The UW should consider expanding out of the city all together. Seattle is very rapidly approaching it's saturation point as far as population is concerned. There ought to be some consideration to reducing population density; overcrowding is bad for everyone.

6

Is the cost of a transit pass the main deterrence for using public transit? Its far cheaper than owning a car.

7

State of Washington has provided ORCA cards free of charge for all employees based in King County for the last 2 years. Going forward, will be King, Snohomish and Pierce. But UW operate independently.

8

@7 They're not free. Subsidized yes, but not free.

9

According to this page (https://facilities.uw.edu/transportation/student-u-pass), the cost is $84/quarter. And it appears that this is regulated by a law (RCW), not just the UW.

10

@9 That's only for students.

11

@2 yeah I think it was raised this year. At least for employees, not sure about students. I want to say it was $25/month when I worked there.

12

Or the employees should pay for their own bus pass.

14

@13 "Are Stranger writers really this stupid?"

You must be new here.

15

"Let’s also remember that the University of Washington is a huge beneficiary of the taxpayer-funded expansion of our regional transit system."

So, the taxpayer-funded university is bad, because it benefits from tax-payer funded light rail, but does not provide taxpayer-funded transit passes? I'm not following the logic here, but it seems like the author's real beef is with taxpayers, not UW.

16

What?!? Transit passes for ALL univ.of.washington employees?

Why, however would they be able to pay for all the ballooning Administrator positions and salaries for which they keep hiring?

17

@9 That's for students. For employees, it's $25 per pay period.

18

@1 - "Shorter: tax payers should pay for UW employees transit costs. Fuck that."

Why should tax payers pay for ever increasing Administrator positions, while Professors barely receive tenure, and grad-students are press-ganged into more and more professorial teaching work?

Transit passes are a drop in the bucket compared to the rampant and well-documented corporatization of our public universities.

Why aren't you up in arms about that colossal waste of money?

19

Alice...Jessie...Katie: there are individuals that value the independence and control offered by cars that no amount of money will change. You all fail to understand that some people are willing to pay that price.

20

"corporatization of our public universities."

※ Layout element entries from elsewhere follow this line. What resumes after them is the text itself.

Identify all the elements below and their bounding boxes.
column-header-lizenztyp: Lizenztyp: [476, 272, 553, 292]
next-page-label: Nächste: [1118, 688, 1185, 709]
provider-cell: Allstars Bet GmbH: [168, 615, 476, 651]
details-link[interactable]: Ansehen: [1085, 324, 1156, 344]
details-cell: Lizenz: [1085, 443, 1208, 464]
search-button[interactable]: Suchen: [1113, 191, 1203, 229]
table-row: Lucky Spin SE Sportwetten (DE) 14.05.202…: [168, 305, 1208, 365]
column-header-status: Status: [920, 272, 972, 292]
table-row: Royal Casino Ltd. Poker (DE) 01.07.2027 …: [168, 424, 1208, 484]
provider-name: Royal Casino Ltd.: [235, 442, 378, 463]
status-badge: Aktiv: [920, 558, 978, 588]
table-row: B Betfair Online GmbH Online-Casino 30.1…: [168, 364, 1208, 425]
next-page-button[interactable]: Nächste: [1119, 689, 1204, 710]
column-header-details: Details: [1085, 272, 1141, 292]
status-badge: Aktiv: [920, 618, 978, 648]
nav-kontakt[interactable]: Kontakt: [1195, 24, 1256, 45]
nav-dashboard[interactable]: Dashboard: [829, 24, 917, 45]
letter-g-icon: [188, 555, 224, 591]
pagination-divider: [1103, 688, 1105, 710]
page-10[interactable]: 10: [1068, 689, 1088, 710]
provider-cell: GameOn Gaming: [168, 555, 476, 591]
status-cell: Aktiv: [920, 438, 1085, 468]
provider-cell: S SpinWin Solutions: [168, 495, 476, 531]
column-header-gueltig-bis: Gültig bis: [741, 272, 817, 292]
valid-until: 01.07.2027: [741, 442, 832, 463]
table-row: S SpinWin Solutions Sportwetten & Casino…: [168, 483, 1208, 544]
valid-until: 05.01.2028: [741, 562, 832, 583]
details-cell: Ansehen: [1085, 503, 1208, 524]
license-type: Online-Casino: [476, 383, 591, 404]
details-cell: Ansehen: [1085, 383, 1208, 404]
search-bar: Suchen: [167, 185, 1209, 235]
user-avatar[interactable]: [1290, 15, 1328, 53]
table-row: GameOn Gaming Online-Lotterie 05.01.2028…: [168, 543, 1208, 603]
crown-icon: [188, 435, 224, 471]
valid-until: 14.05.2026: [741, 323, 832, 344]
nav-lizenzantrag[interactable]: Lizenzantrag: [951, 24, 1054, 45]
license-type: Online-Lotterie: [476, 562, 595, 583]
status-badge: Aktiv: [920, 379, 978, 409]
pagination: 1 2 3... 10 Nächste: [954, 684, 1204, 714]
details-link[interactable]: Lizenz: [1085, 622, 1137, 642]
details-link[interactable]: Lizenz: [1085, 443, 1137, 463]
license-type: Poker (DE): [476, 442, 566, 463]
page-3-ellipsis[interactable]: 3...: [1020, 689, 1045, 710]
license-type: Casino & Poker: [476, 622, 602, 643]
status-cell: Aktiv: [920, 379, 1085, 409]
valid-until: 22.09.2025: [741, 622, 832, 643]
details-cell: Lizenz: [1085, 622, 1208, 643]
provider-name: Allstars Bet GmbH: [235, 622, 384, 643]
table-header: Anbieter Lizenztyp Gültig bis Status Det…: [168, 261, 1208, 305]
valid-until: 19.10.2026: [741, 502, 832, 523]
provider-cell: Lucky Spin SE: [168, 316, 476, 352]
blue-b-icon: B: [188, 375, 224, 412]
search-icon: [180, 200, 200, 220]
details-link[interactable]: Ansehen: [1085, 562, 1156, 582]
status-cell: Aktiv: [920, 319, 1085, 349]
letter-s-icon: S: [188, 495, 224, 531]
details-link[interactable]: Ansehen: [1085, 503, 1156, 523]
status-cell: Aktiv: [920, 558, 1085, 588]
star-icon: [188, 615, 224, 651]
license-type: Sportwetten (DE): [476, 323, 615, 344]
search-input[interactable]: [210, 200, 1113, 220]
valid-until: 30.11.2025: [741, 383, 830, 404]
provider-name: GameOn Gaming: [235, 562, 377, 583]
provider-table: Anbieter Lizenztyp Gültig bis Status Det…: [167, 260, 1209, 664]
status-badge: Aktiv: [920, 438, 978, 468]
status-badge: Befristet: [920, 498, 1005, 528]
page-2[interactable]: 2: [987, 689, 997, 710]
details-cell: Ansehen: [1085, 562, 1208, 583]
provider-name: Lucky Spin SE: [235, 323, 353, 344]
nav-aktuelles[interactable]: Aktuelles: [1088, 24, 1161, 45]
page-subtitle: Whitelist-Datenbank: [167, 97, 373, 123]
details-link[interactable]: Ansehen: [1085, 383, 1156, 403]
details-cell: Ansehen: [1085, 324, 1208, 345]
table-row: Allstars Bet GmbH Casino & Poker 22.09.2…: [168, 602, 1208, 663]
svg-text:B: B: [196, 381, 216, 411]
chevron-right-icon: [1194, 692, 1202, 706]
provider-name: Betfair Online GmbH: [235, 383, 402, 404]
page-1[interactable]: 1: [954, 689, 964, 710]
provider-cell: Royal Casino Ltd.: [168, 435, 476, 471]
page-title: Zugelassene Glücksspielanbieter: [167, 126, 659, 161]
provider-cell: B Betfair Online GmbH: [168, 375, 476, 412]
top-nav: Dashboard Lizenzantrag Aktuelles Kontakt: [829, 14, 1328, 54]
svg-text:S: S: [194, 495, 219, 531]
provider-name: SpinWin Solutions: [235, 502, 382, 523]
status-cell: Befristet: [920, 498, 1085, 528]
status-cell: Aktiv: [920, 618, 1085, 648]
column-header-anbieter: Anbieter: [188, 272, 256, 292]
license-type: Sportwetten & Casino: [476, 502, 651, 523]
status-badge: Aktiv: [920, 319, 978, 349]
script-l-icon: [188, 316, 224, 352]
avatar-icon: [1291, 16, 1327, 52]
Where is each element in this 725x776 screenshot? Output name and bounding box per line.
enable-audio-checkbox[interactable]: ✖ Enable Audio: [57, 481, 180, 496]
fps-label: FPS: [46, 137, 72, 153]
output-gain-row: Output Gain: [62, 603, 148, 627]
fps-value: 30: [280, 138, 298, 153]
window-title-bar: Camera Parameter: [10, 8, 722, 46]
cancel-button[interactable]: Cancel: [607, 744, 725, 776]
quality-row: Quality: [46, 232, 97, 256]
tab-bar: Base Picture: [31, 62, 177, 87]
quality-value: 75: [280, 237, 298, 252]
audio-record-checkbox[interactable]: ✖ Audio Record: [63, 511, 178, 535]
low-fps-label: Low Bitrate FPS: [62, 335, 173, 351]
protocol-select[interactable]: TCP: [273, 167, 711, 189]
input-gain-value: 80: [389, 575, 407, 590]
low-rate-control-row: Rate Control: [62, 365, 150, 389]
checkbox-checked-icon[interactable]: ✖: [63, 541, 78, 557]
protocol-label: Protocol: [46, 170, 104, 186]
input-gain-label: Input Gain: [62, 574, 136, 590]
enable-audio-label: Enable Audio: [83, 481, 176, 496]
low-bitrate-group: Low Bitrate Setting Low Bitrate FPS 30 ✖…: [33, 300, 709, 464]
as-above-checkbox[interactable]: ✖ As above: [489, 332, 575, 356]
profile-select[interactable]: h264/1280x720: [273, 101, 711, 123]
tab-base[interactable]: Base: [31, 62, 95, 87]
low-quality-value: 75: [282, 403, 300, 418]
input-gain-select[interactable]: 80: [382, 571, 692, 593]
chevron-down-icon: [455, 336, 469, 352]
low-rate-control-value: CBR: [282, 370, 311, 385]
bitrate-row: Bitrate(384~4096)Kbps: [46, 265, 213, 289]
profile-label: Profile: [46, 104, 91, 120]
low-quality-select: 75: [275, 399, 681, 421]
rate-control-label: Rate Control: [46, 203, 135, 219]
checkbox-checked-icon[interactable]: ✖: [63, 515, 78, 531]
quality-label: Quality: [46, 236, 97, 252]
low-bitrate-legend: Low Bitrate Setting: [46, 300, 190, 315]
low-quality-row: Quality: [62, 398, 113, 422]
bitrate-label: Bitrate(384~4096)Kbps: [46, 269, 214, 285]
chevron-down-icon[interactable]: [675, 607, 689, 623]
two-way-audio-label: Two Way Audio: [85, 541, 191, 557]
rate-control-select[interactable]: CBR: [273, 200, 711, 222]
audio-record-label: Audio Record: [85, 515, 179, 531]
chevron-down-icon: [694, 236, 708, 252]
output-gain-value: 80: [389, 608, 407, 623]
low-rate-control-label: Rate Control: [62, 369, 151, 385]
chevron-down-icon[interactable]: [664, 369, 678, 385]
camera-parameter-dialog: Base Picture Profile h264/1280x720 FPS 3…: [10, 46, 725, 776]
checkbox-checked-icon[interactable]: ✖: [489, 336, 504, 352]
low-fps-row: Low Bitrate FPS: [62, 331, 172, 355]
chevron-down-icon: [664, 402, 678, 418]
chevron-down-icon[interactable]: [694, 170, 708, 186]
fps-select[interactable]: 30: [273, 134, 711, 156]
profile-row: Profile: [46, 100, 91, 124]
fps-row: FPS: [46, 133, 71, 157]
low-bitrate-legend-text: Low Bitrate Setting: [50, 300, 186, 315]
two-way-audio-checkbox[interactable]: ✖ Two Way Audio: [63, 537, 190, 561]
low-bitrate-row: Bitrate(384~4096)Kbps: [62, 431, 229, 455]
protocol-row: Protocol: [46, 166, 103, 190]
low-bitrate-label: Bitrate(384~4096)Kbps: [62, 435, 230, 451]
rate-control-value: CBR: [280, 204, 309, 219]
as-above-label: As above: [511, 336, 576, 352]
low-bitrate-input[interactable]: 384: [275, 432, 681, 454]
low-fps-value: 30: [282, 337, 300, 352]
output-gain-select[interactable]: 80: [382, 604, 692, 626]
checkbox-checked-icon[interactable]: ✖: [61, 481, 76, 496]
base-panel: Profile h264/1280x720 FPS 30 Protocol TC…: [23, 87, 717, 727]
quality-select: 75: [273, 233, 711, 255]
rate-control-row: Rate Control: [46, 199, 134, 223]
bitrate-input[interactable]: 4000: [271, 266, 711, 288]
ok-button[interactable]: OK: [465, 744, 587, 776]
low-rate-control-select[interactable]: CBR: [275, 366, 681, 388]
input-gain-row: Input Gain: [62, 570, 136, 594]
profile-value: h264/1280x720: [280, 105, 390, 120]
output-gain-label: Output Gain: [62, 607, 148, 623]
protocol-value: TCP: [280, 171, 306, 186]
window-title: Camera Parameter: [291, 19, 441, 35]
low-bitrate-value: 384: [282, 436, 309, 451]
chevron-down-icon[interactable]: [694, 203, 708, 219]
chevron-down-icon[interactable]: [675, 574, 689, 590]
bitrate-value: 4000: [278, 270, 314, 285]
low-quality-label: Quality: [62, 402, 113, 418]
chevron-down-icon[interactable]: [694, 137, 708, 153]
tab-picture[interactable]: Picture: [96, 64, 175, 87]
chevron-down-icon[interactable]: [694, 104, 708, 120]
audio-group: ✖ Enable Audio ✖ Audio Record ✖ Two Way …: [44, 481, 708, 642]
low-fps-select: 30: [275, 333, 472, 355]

Is that what you call it when state employees in state run institution led by state employee unions working hand in hand with state politicians to protect their interests, hire their friends to generally do fuck all but blah blah blah about "equity and diversity"?

21

18

LMFAO....you Marxists are like a broken record.

but hey, nice attempt at connecting to unrelated topics.

and gotta love the "its only a drop in the bucket".....idiot.

22

If UW cared, they would divest from fossil fuels and invest that money in renewables. Which the are not doing.

23

This article deeply misguided. To imply UW does not care about climate change because of not providing passes to employees is wrong on many fronts. First of all, UW is a POWERHOUSE in climate and environmental research, policy, education etc. Secondly, all UW students have passes that work as ORCA cards...that's 40,000 people who may not otherwise have them. Third, UW has been a critical partner of Sound Transit and played a major role in the develop of Link, its route, and its stations (particularly the station by Husky Stadium). I'm all for more people having ORCA cards and U Passes but we aren't gonna get their by making bizarre nonsensical arguments against the wrong organizations.

24

Unions only care about bus pass because of Janus. Our contract is garbage, wages suck, union reps suck. Haven’t seen a single rep, except when hired. They don’t come to work, don’t email, don’t care and won’t represent you when needed.

25

@21 -

http://theconversation.com/collegiality-is-dead-in-the-new-corporatised-university-5539

http://www.apa.org/monitor/2008/12/higher-ed.aspx

https://www.dissentmagazine.org/article/the-corporatization-of-higher-education

etc.

26

@4- You are aware of the Bothell and Tacoma campuses, no?

27

To pretend that riding the Metro bus does anything to actually combat climate change is to live in a fantasy world where the entire world economy doesn't run on fossil fuels and won't for the next 20-50 years regardless of a 100% clean energy invention tomorrow.
A regressive carbon tax will do nothing to alter global climate change but it would increase world food prices causing thousands or millions of people in poverty to starve to death.
The best way to fight climate change is for responsible use of carbon, meaning transporting oil via pipeline instead of rail. But these days anti-everything is the mantra. If we have a strong economy, energy independence and don't tax the poor, then we will see the technological innovation we need to actually end our dependence on oil. Otherwise you are simply increasing the cost of grandma and grandpa to heat their house this winter and patting yourself on the back.

28

21

18's comment is spot on. When was the last time you attended and/or worked at a university?